Consider the following.

Query: [Your posted query]
SELECT *, CONCAT(patnum,surgeon) AS my_pair FROM patientinfo GROUP BY my_pair ORDER BY patnum, surgeon;

Open in new window

Results:
"1"	"12345"	"Patient A"	"Burgess"	"2015-06-19 08:41:36"	"12345Burgess"
"5"	"12345"	"Patient A"	"Dykstra"	"2015-06-19 08:41:36"	"12345Dykstra"
"3"	"12346"	"Patient B"	"Dykstra"	"2015-06-19 08:41:36"	"12346Dykstra"
"4"	"12347"	"Patient C"	"Dykstra"	"2015-06-19 08:41:36"	"12347Dykstra"

Open in new window

Query:[Same query but without the CONCAT]
SELECT * FROM patientinfo GROUP BY patnum,surgeon ORDER BY patnum, surgeon;

Open in new window

Results:
"1"	"12345"	"Patient A"	"Burgess"	"2015-06-19 08:41:36"
"5"	"12345"	"Patient A"	"Dykstra"	"2015-06-19 08:41:36"
"3"	"12346"	"Patient B"	"Dykstra"	"2015-06-19 08:41:36"
"4"	"12347"	"Patient C"	"Dykstra"	"2015-06-19 08:41:36"

Open in new window

Query:[Using DISTINCT]
SELECT DISTINCT patnum,patname, surgeon, xwhen FROM patientinfo;

Open in new window

Results:
"12345"	"Patient A"	"Burgess"	"2015-06-19 08:41:36"
"12346"	"Patient B"	"Dykstra"	"2015-06-19 08:41:36"
"12347"	"Patient C"	"Dykstra"	"2015-06-19 08:41:36"
"12345"	"Patient A"	"Dykstra"	"2015-06-19 08:41:36"

Open in new window

Results are identical with one exception - the DISTINCT query does not return the record id - which highlights my point exactly - if record id was important - what logic is used to choose record 1 instead of record 2 - how do we know that we did not want record 2? Given we don't know - the field is arbitary and should be excluded from the query - which then implies that the GROUP BY and DISTINCT queries in this context are identical.

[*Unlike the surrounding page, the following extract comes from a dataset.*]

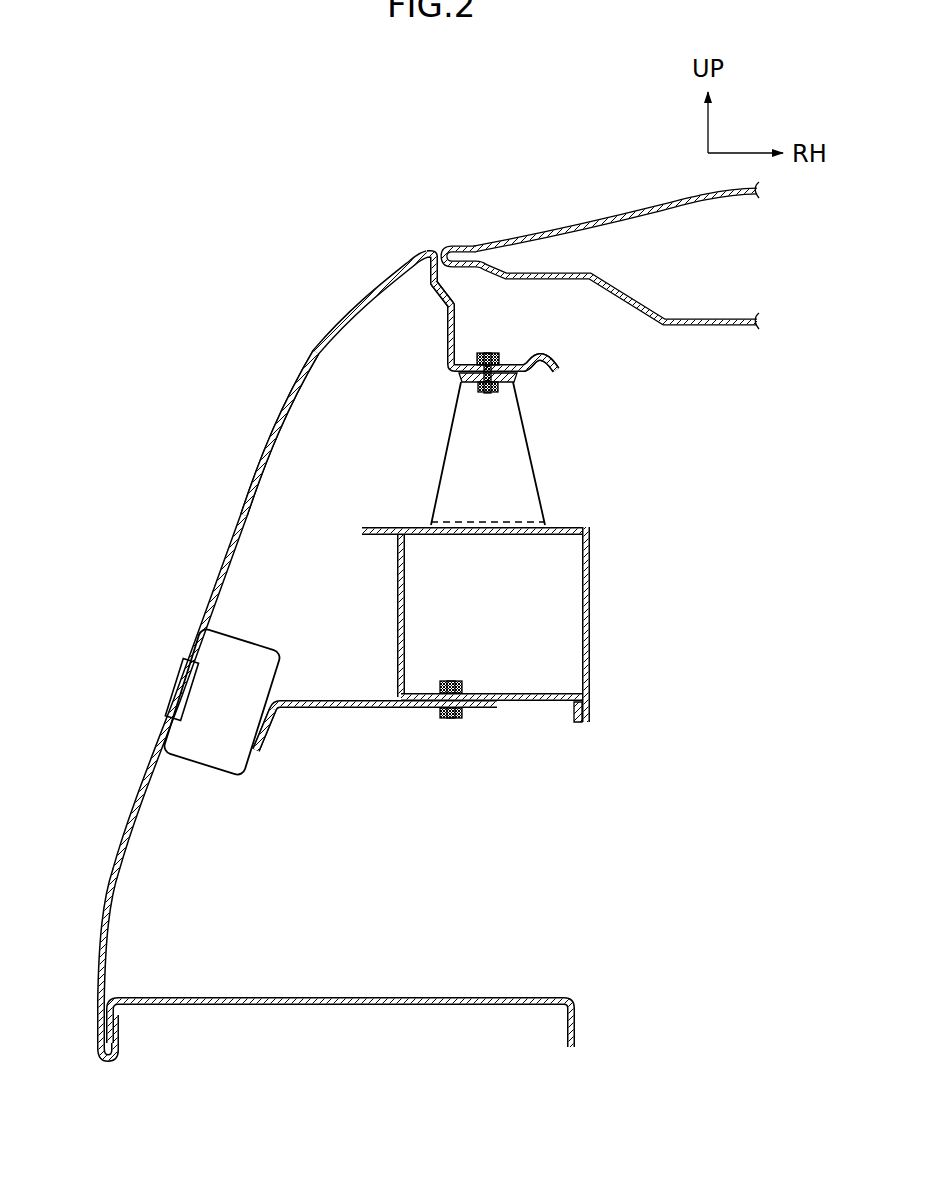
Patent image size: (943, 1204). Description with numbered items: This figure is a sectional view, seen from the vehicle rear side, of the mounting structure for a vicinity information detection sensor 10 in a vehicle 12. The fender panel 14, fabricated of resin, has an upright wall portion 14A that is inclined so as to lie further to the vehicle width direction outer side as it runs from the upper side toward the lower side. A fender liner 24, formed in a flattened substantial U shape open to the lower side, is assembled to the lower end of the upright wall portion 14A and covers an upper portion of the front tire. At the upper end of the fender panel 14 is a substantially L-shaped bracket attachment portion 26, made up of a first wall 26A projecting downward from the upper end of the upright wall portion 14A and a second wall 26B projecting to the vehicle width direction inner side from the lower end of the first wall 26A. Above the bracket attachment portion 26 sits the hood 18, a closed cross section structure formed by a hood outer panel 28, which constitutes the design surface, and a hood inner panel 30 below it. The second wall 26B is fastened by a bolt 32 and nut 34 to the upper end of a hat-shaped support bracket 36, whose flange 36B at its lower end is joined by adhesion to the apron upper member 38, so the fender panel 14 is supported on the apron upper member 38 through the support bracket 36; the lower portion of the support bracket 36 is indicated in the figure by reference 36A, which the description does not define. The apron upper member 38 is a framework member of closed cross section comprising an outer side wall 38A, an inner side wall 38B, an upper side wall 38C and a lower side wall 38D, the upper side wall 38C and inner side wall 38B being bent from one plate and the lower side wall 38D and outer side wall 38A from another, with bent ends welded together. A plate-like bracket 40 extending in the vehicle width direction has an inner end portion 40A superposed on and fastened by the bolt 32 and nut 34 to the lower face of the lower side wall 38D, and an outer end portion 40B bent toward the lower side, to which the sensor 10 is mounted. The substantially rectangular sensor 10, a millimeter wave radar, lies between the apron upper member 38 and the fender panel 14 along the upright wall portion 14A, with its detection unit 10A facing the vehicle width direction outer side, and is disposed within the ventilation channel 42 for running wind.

In the context of the question asked - the asker is looking for DISTINCT rows.

There are situations where the GROUP BY makes more sense - for instance if the earliest appointment time was required as part of the output then a MIN() function with GROUP BY would yield the correct results - however - neither the question posed nor solution offered suggests this is the case.